STILL no word from the usually very active Gaelscoileanna movement about that Department of Education audit of school enrolment. The audit revealed how many gaelscoileanna had virtually no provision for special-needs students, travellers and other minorities.

It all begs the question: are the Gaelscoileanna elitist in nature? Or are they genuinely reaching out beyond the middle classes?

Speaking of elitism, many of the country's 50-plus fee-paying schools also have questions to answer. Some, such as Belvedere and Alexandra College, have strong special-needs support but others - including some very high-profile schools - have walked away from their responsibilities.

We would love to know what, if anything, the Conference of Religious in Ireland (Cori) and the various religious orders are doing to combat this educational apartheid?

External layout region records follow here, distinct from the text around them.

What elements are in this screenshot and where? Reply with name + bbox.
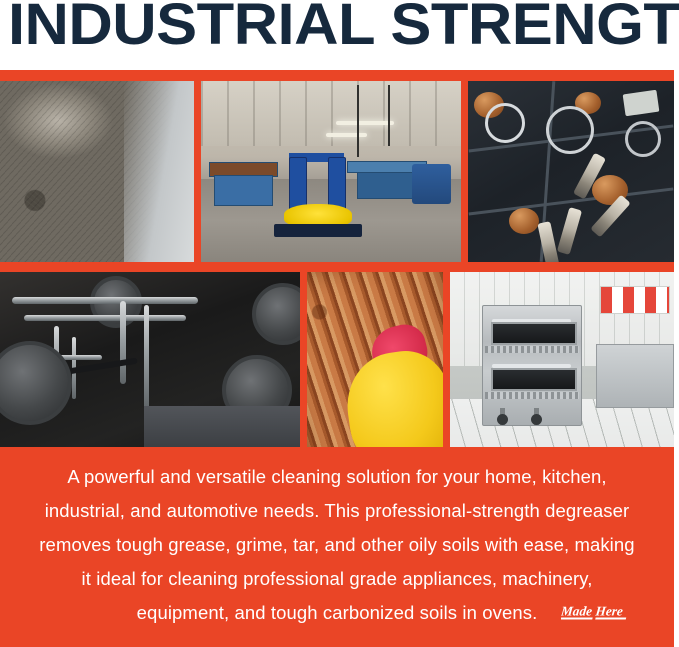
metal-ring bbox=[485, 103, 525, 143]
machine-pipe bbox=[120, 301, 126, 384]
product-description-text: A powerful and versatile cleaning soluti… bbox=[36, 460, 638, 630]
svg-text:Made: Made bbox=[561, 604, 593, 619]
shop-vise bbox=[412, 164, 451, 204]
gallery-image-grill-grate-cleaning bbox=[307, 272, 444, 453]
copper-bushing bbox=[509, 208, 539, 234]
greasy-engine-part-photo bbox=[0, 81, 194, 262]
metal-ring bbox=[625, 121, 661, 157]
gallery-row-bottom bbox=[0, 272, 674, 453]
machine-panel bbox=[144, 406, 300, 453]
gallery-image-greasy-engine-part bbox=[0, 81, 194, 262]
gallery-image-machine-shop bbox=[201, 81, 461, 262]
gallery-row-top bbox=[0, 81, 674, 262]
gallery-image-parts-tray bbox=[468, 81, 674, 262]
machine-pipe bbox=[12, 297, 198, 304]
product-feature-graphic: INDUSTRIAL STRENGTH bbox=[0, 0, 679, 647]
gallery-image-industrial-machinery bbox=[0, 272, 300, 453]
oven-door bbox=[491, 368, 578, 391]
machine-shop-photo bbox=[201, 81, 461, 262]
machine-pulley bbox=[0, 341, 72, 425]
kitchen-tile-pattern bbox=[600, 286, 669, 313]
parts-tray-photo bbox=[468, 81, 674, 262]
description-panel: A powerful and versatile cleaning soluti… bbox=[0, 447, 674, 647]
gallery-image-commercial-kitchen-ovens bbox=[450, 272, 674, 453]
conveyor-oven-stack bbox=[482, 305, 582, 426]
parts-tag bbox=[622, 90, 659, 117]
machine-pipe bbox=[24, 315, 186, 321]
svg-text:Here: Here bbox=[594, 604, 624, 619]
metal-ring bbox=[546, 106, 594, 154]
machine-pipe bbox=[144, 305, 149, 410]
commercial-kitchen-ovens-photo bbox=[450, 272, 674, 453]
page-title: INDUSTRIAL STRENGTH bbox=[8, 0, 679, 56]
image-gallery bbox=[0, 70, 674, 448]
oven-caster-wheel bbox=[497, 414, 508, 425]
made-here-logo: Made Here bbox=[561, 602, 635, 628]
shop-pipe bbox=[357, 85, 359, 157]
oven-caster-wheel bbox=[531, 414, 542, 425]
industrial-machinery-photo bbox=[0, 272, 300, 453]
machine-pulley bbox=[252, 283, 300, 345]
kitchen-counter bbox=[596, 344, 674, 408]
shop-bench bbox=[214, 175, 273, 206]
shop-pipe bbox=[388, 85, 390, 147]
shop-bench bbox=[357, 172, 416, 199]
grill-grate-cleaning-photo bbox=[307, 272, 444, 453]
oven-conveyor-belt bbox=[485, 346, 579, 353]
shop-light bbox=[326, 133, 368, 137]
vehicle-lift-base bbox=[274, 224, 362, 237]
spark-plug bbox=[557, 207, 582, 255]
oven-conveyor-belt bbox=[485, 392, 579, 399]
oven-door bbox=[491, 322, 578, 345]
shop-light bbox=[336, 121, 393, 125]
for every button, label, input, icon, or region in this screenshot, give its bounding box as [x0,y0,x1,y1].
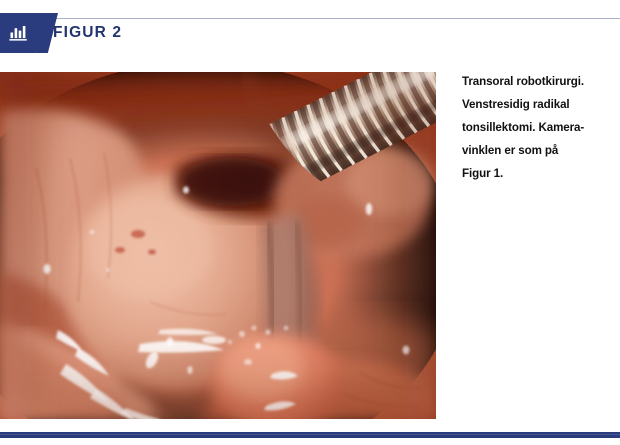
figure-title: FIGUR 2 [53,13,122,53]
caption-line: Transoral robotkirurgi. [462,70,612,93]
bar-chart-icon [9,24,28,42]
endoscopic-surgical-photo [0,72,436,419]
caption-line: vinklen er som på [462,139,612,162]
caption-line: Venstresidig radikal [462,93,612,116]
caption-line: tonsillektomi. Kamera- [462,116,612,139]
caption-line: Figur 1. [462,162,612,185]
figure-caption: Transoral robotkirurgi. Venstresidig rad… [462,70,612,185]
bottom-accent-bar [0,432,620,438]
figure-header: FIGUR 2 [0,13,300,53]
bottom-accent-bar-highlight [0,434,620,435]
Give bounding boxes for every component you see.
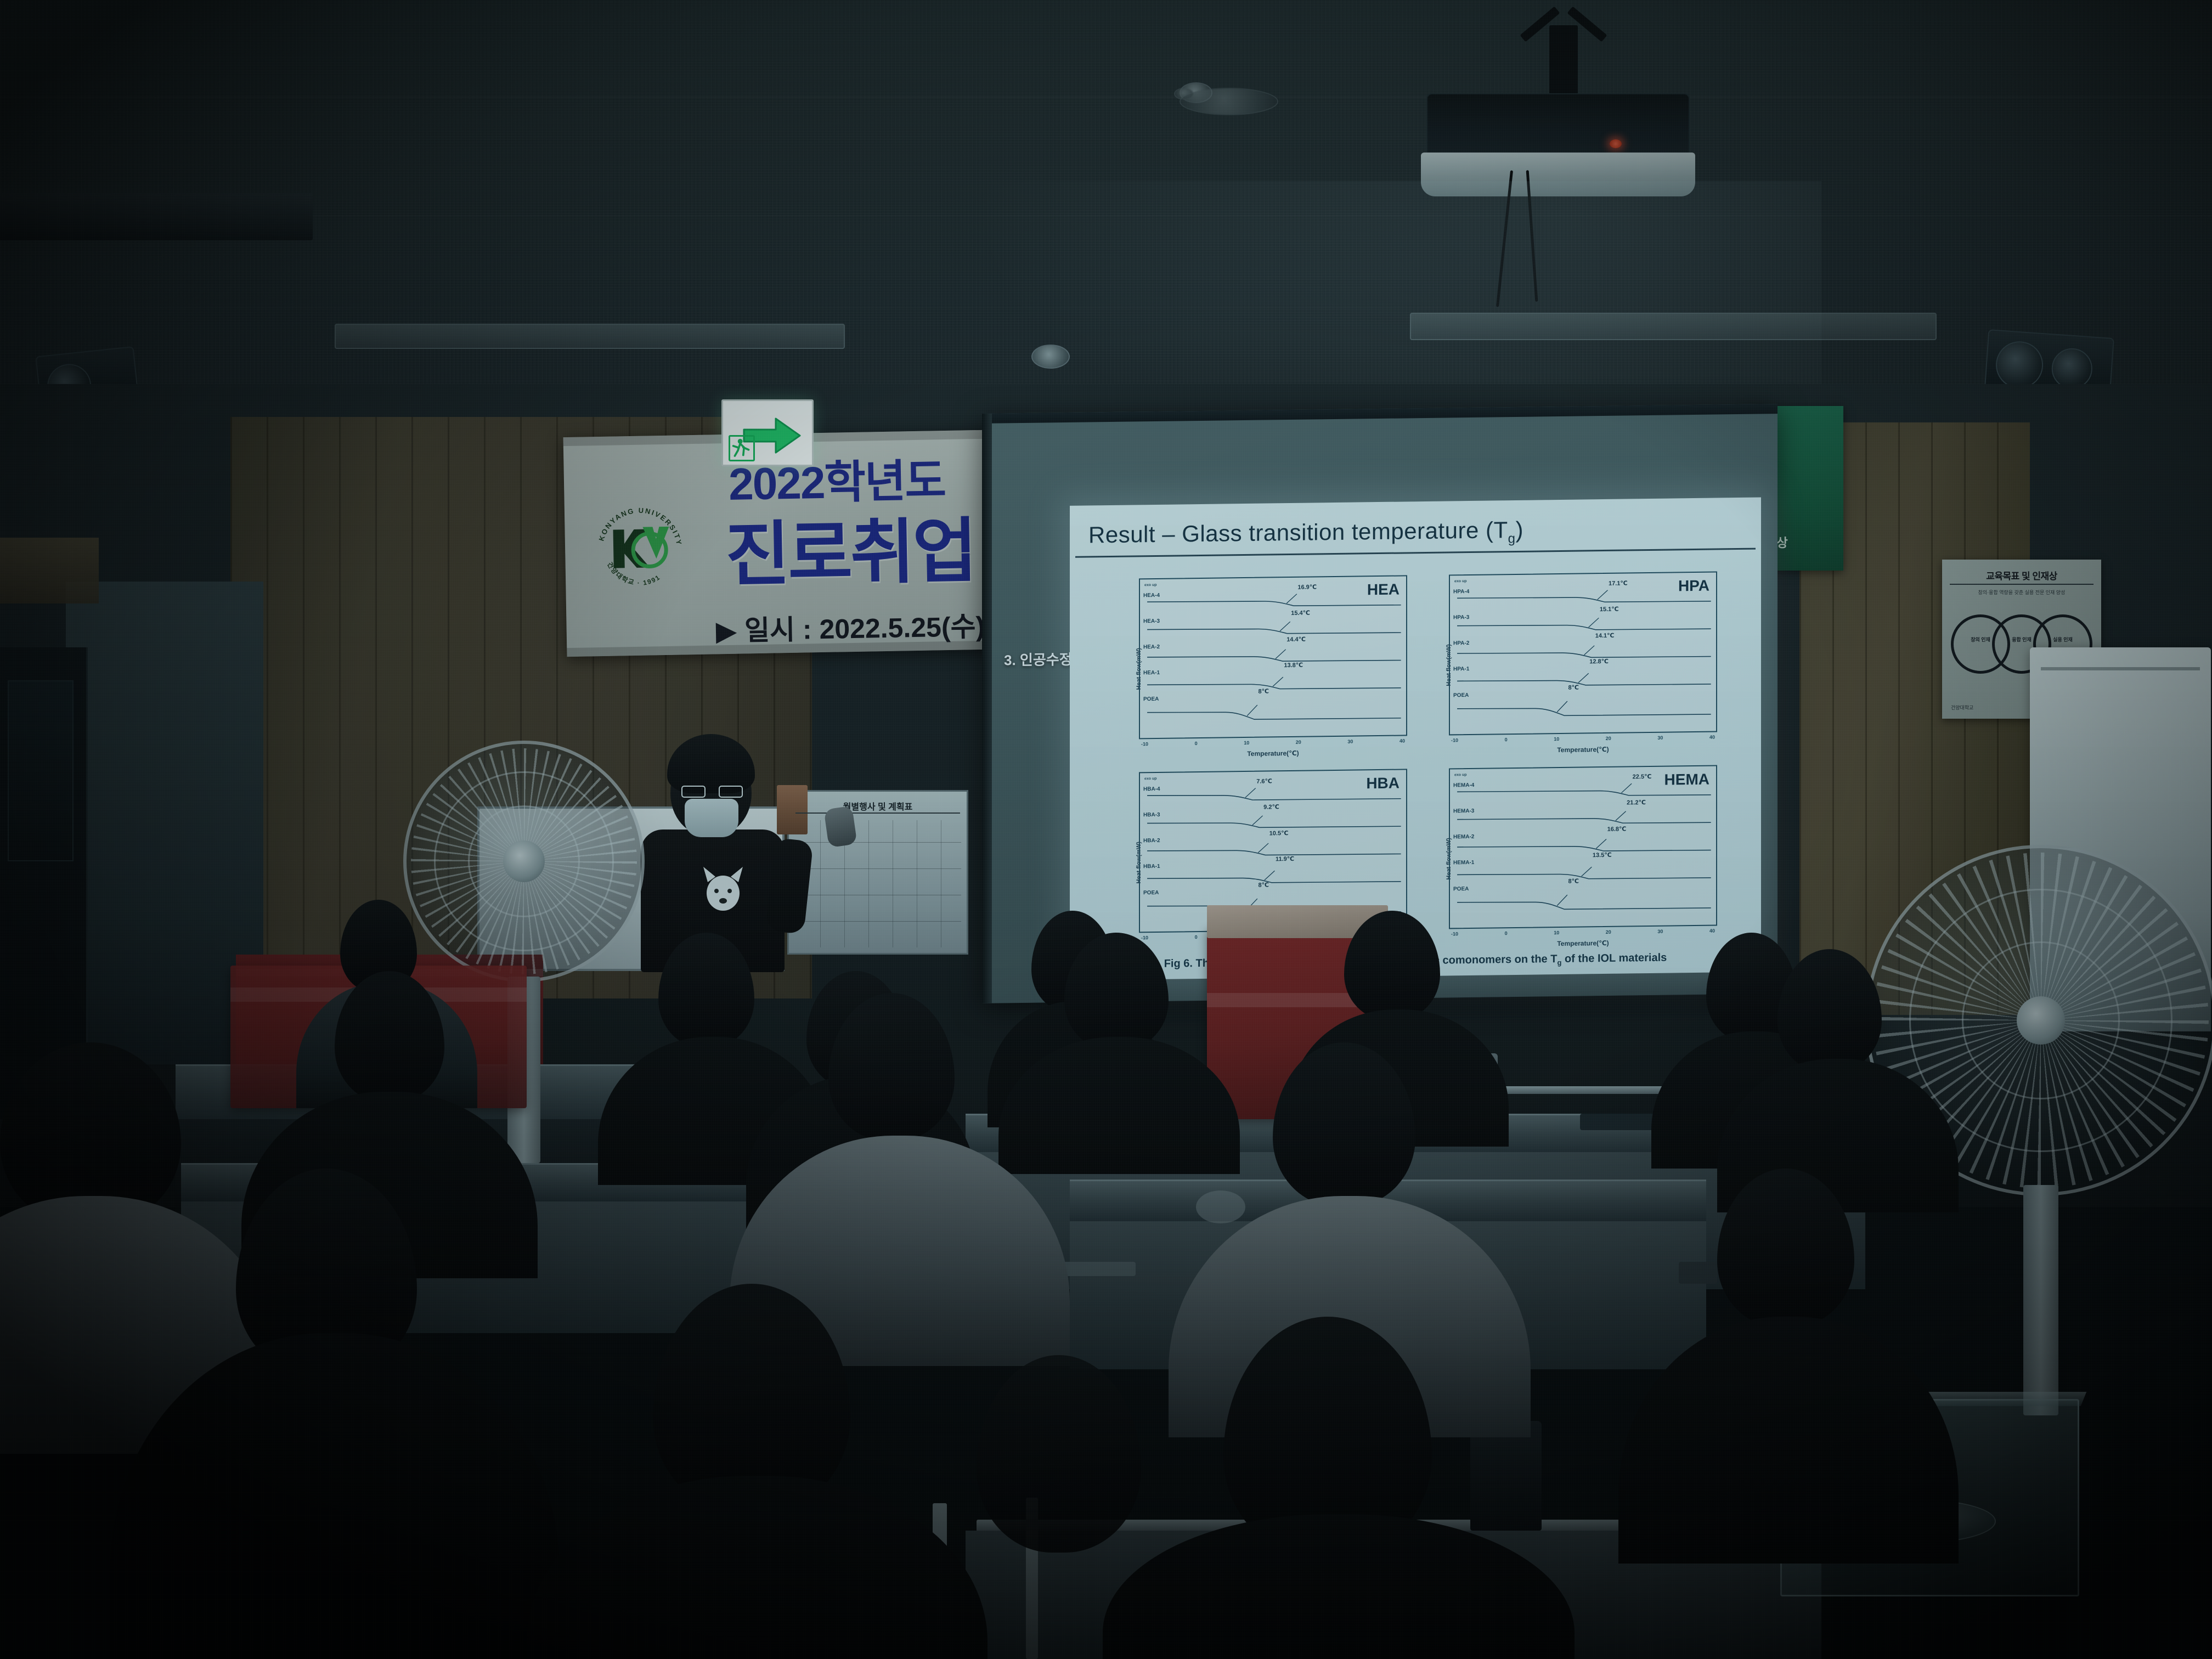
trace-hpa-3 bbox=[1457, 623, 1711, 632]
ceiling-seam bbox=[0, 307, 2212, 308]
tg-leader-line bbox=[1265, 871, 1275, 880]
konyang-university-logo: KONYANG UNIVERSITY 건양대학교 · 1991 bbox=[590, 496, 690, 597]
trace-label: HEA-1 bbox=[1143, 670, 1160, 676]
trace-hema-2 bbox=[1457, 844, 1711, 853]
poster-title: 교육목표 및 인재상 bbox=[1942, 568, 2101, 582]
tg-value-label: 21.2℃ bbox=[1627, 799, 1646, 806]
schedule-board-title: 월별행사 및 계획표 bbox=[789, 799, 967, 812]
tg-value-label: 9.2℃ bbox=[1263, 804, 1279, 811]
thermogram-traces bbox=[1450, 573, 1716, 745]
slide-title-close: ) bbox=[1515, 517, 1523, 543]
trace-label: HEA-4 bbox=[1143, 592, 1160, 598]
tg-leader-line bbox=[1280, 622, 1290, 631]
tg-leader-line bbox=[1258, 843, 1268, 853]
x-tick-label: 10 bbox=[1244, 740, 1249, 748]
x-tick-label: 40 bbox=[1709, 928, 1715, 936]
dsc-chart-grid: Heat flow(mW)exo upHEAHEA-416.9℃HEA-315.… bbox=[1116, 569, 1719, 955]
running-man-icon bbox=[729, 435, 755, 461]
trace-hea-2 bbox=[1147, 654, 1401, 663]
tg-value-label: 8℃ bbox=[1258, 688, 1268, 695]
schedule-grid bbox=[797, 820, 961, 947]
projector-power-led bbox=[1610, 139, 1622, 148]
tg-leader-line bbox=[1276, 650, 1286, 659]
tg-value-label: 14.1℃ bbox=[1595, 631, 1615, 639]
x-axis-label: Temperature(℃) bbox=[1449, 744, 1717, 755]
tg-leader-line bbox=[1286, 594, 1297, 603]
bench-rail bbox=[1498, 1086, 1684, 1094]
trace-hema-3 bbox=[1457, 816, 1711, 826]
x-tick-label: -10 bbox=[1451, 931, 1458, 939]
trace-poea bbox=[1457, 706, 1711, 718]
schedule-board-divider bbox=[795, 812, 960, 814]
trace-label: HEA-3 bbox=[1143, 618, 1160, 624]
banner-headline: 진로취업 bbox=[725, 494, 976, 600]
trace-label: HPA-2 bbox=[1453, 640, 1469, 646]
x-tick-label: 0 bbox=[1505, 737, 1508, 744]
tg-leader-line bbox=[1557, 701, 1567, 712]
trace-hea-3 bbox=[1147, 627, 1401, 636]
presenter-glasses bbox=[681, 786, 743, 798]
trace-label: HEMA-4 bbox=[1453, 782, 1474, 788]
trace-label: HBA-4 bbox=[1143, 786, 1160, 792]
trace-label: HPA-3 bbox=[1453, 614, 1469, 620]
trace-label: HEMA-1 bbox=[1453, 860, 1474, 866]
trace-label: HBA-1 bbox=[1143, 864, 1160, 870]
electric-fan-left[interactable] bbox=[403, 741, 645, 982]
x-tick-label: 10 bbox=[1554, 930, 1559, 938]
tg-value-label: 17.1℃ bbox=[1609, 580, 1628, 587]
x-axis-label: Temperature(℃) bbox=[1139, 748, 1407, 759]
x-tick-label: 20 bbox=[1296, 740, 1301, 747]
projected-slide: Result – Glass transition temperature (T… bbox=[1070, 498, 1761, 980]
tg-leader-line bbox=[1589, 618, 1599, 627]
trace-hpa-2 bbox=[1457, 650, 1711, 659]
door-window bbox=[8, 680, 74, 861]
projector-mount bbox=[1514, 5, 1613, 104]
trace-label: HPA-4 bbox=[1453, 589, 1469, 595]
audience-head bbox=[977, 1355, 1141, 1553]
trace-label: HEA-2 bbox=[1143, 644, 1160, 650]
ceiling-smoke-detector bbox=[1031, 345, 1070, 369]
cabinet-seam bbox=[2041, 667, 2200, 670]
tg-value-label: 15.4℃ bbox=[1291, 610, 1310, 617]
tg-value-label: 13.8℃ bbox=[1284, 662, 1303, 669]
trace-label: HEMA-3 bbox=[1453, 808, 1474, 814]
tg-value-label: 11.9℃ bbox=[1276, 855, 1294, 862]
tg-value-label: 12.8℃ bbox=[1589, 658, 1609, 665]
x-tick-label: 30 bbox=[1657, 735, 1663, 743]
slide-title-subscript: g bbox=[1508, 531, 1516, 546]
thermogram-traces bbox=[1450, 766, 1716, 939]
x-tick-label: 30 bbox=[1657, 929, 1663, 936]
tg-leader-line bbox=[1596, 839, 1606, 849]
plot-area: exo upHEAHEA-416.9℃HEA-315.4℃HEA-214.4℃H… bbox=[1139, 575, 1407, 739]
tg-value-label: 14.4℃ bbox=[1286, 635, 1306, 642]
screen-left-edge bbox=[982, 414, 992, 1003]
trace-hba-2 bbox=[1147, 848, 1401, 857]
x-tick-label: -10 bbox=[1451, 737, 1458, 745]
tg-leader-line bbox=[1252, 816, 1263, 825]
analytical-balance-base bbox=[0, 193, 313, 240]
lecture-hall-photo: j 인재상 교육목표 및 인재상 창의·융합 역량을 갖춘 실용 전문 인재 양… bbox=[0, 0, 2212, 1659]
tg-leader-line bbox=[1273, 677, 1283, 686]
trace-label: HBA-2 bbox=[1143, 838, 1160, 844]
ceiling-seam bbox=[0, 97, 2212, 98]
trace-hba-3 bbox=[1147, 820, 1401, 830]
tg-value-label: 10.5℃ bbox=[1269, 830, 1289, 837]
bench-item bbox=[1059, 1262, 1136, 1276]
tg-leader-line bbox=[1584, 646, 1595, 655]
trace-label: POEA bbox=[1453, 886, 1469, 892]
dsc-panel-hema: Heat flow(mW)exo upHEMAHEMA-422.5℃HEMA-3… bbox=[1426, 763, 1719, 951]
trace-label: HBA-3 bbox=[1143, 812, 1160, 818]
trace-hea-1 bbox=[1147, 682, 1401, 691]
trace-label: HPA-1 bbox=[1453, 666, 1469, 672]
trace-hea-4 bbox=[1147, 599, 1401, 608]
presenter-hand bbox=[823, 806, 857, 848]
projector-lens-housing bbox=[1421, 153, 1695, 196]
x-tick-label: -10 bbox=[1141, 741, 1148, 749]
wall-cabinet-left bbox=[0, 538, 99, 603]
tg-value-label: 7.6℃ bbox=[1256, 777, 1272, 785]
tg-leader-line bbox=[1557, 895, 1567, 906]
caption-after: of the IOL materials bbox=[1561, 952, 1667, 965]
trace-hema-4 bbox=[1457, 789, 1711, 798]
trace-label: POEA bbox=[1143, 890, 1159, 896]
ceiling-light-troffer bbox=[1410, 313, 1937, 340]
dsc-panel-hea: Heat flow(mW)exo upHEAHEA-416.9℃HEA-315.… bbox=[1116, 573, 1409, 761]
tg-value-label: 8℃ bbox=[1568, 684, 1578, 691]
pump-bottle bbox=[1470, 1421, 1542, 1531]
audience-shoulders bbox=[527, 1476, 988, 1659]
poster-subtitle: 창의·융합 역량을 갖춘 실용 전문 인재 양성 bbox=[1952, 589, 2091, 597]
tg-leader-line bbox=[1245, 788, 1256, 798]
phone-on-bench[interactable] bbox=[1679, 1262, 1717, 1284]
tg-leader-line bbox=[1621, 783, 1632, 793]
plot-area: exo upHPAHPA-417.1℃HPA-315.1℃HPA-214.1℃H… bbox=[1449, 571, 1717, 735]
x-tick-label: 40 bbox=[1400, 738, 1405, 746]
poster-footer-left: 건양대학교 bbox=[1951, 704, 1973, 711]
tg-leader-line bbox=[1247, 705, 1257, 716]
emergency-exit-sign bbox=[721, 399, 814, 466]
tg-value-label: 15.1℃ bbox=[1600, 606, 1619, 613]
ceiling-seam bbox=[0, 215, 2212, 216]
tg-leader-line bbox=[1616, 811, 1626, 821]
trace-label: POEA bbox=[1143, 696, 1159, 702]
trace-hpa-4 bbox=[1457, 595, 1711, 605]
x-tick-label: 0 bbox=[1195, 741, 1198, 748]
presenter-face-mask bbox=[685, 799, 738, 837]
ceiling-light-troffer bbox=[335, 324, 845, 349]
dsc-panel-hpa: Heat flow(mW)exo upHPAHPA-417.1℃HPA-315.… bbox=[1426, 569, 1719, 758]
x-tick-label: 0 bbox=[1195, 934, 1198, 942]
x-tick-label: 10 bbox=[1554, 736, 1559, 744]
x-tick-label: 30 bbox=[1347, 739, 1353, 747]
tg-value-label: 8℃ bbox=[1258, 882, 1268, 889]
trace-hba-1 bbox=[1147, 876, 1401, 885]
x-tick-label: 0 bbox=[1505, 930, 1508, 938]
trace-poea bbox=[1147, 709, 1401, 721]
banner-datetime: ▶ 일시 : 2022.5.25(수)1 bbox=[715, 604, 1001, 648]
trace-label: HEMA-2 bbox=[1453, 834, 1474, 840]
x-tick-label: 20 bbox=[1606, 929, 1611, 937]
tg-leader-line bbox=[1578, 673, 1589, 682]
monthly-schedule-board: 월별행사 및 계획표 bbox=[787, 790, 968, 955]
trace-hba-4 bbox=[1147, 793, 1401, 802]
tg-value-label: 16.8℃ bbox=[1607, 825, 1627, 832]
tshirt-dog-graphic bbox=[698, 866, 748, 913]
tg-value-label: 13.5℃ bbox=[1593, 851, 1612, 859]
slide-title: Result – Glass transition temperature (T… bbox=[1088, 517, 1523, 552]
x-axis-label: Temperature(℃) bbox=[1449, 938, 1717, 949]
tg-leader-line bbox=[1582, 867, 1592, 876]
trace-label: POEA bbox=[1453, 692, 1469, 698]
ceiling-speaker-grille bbox=[1180, 88, 1278, 115]
trace-hema-1 bbox=[1457, 872, 1711, 881]
svg-text:KONYANG UNIVERSITY: KONYANG UNIVERSITY bbox=[596, 505, 684, 548]
bench-item bbox=[1196, 1190, 1245, 1223]
tg-value-label: 22.5℃ bbox=[1633, 773, 1652, 780]
poster-divider bbox=[1950, 584, 2094, 585]
ceiling-projector bbox=[1426, 93, 1690, 159]
trace-poea bbox=[1457, 899, 1711, 911]
x-tick-label: 40 bbox=[1709, 735, 1715, 742]
plot-area: exo upHEMAHEMA-422.5℃HEMA-321.2℃HEMA-216… bbox=[1449, 765, 1717, 929]
tg-value-label: 8℃ bbox=[1568, 878, 1578, 885]
thermogram-traces bbox=[1140, 576, 1406, 748]
slide-title-main: Result – Glass transition temperature (T bbox=[1088, 517, 1508, 548]
x-tick-label: 20 bbox=[1606, 736, 1611, 743]
tg-value-label: 16.9℃ bbox=[1297, 583, 1317, 590]
trace-hpa-1 bbox=[1457, 678, 1711, 687]
tg-leader-line bbox=[1598, 590, 1608, 600]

ARRANGEMENTS are being made for that big conference on school patronage scheduled for Dublin's Royal Hospital Kilmainham on Friday June 27th. It will consider how patronage might change to reflect our more diverse society.

The Minister for Education will make a presentation to the conference, while the Archbishop of Dublin, Diarmuid Martin, is also set to address it. The department is now casting around for other keynote speakers. Presumably, someone like the excellent Tom Collins from NUI Maynooth - a columnist in this newspaper - will be asked to give an overview.

In advance of the conference, the school management bodies, the teacher unions and the other education partners will be asked to outline their ideas on school patronage into the future. Most interest will centre on the submission from the Catholic Church. While Diarmuid Martin has been liberal and open-minded, there are indications that his views are not shared by all senior members of the hierarchy.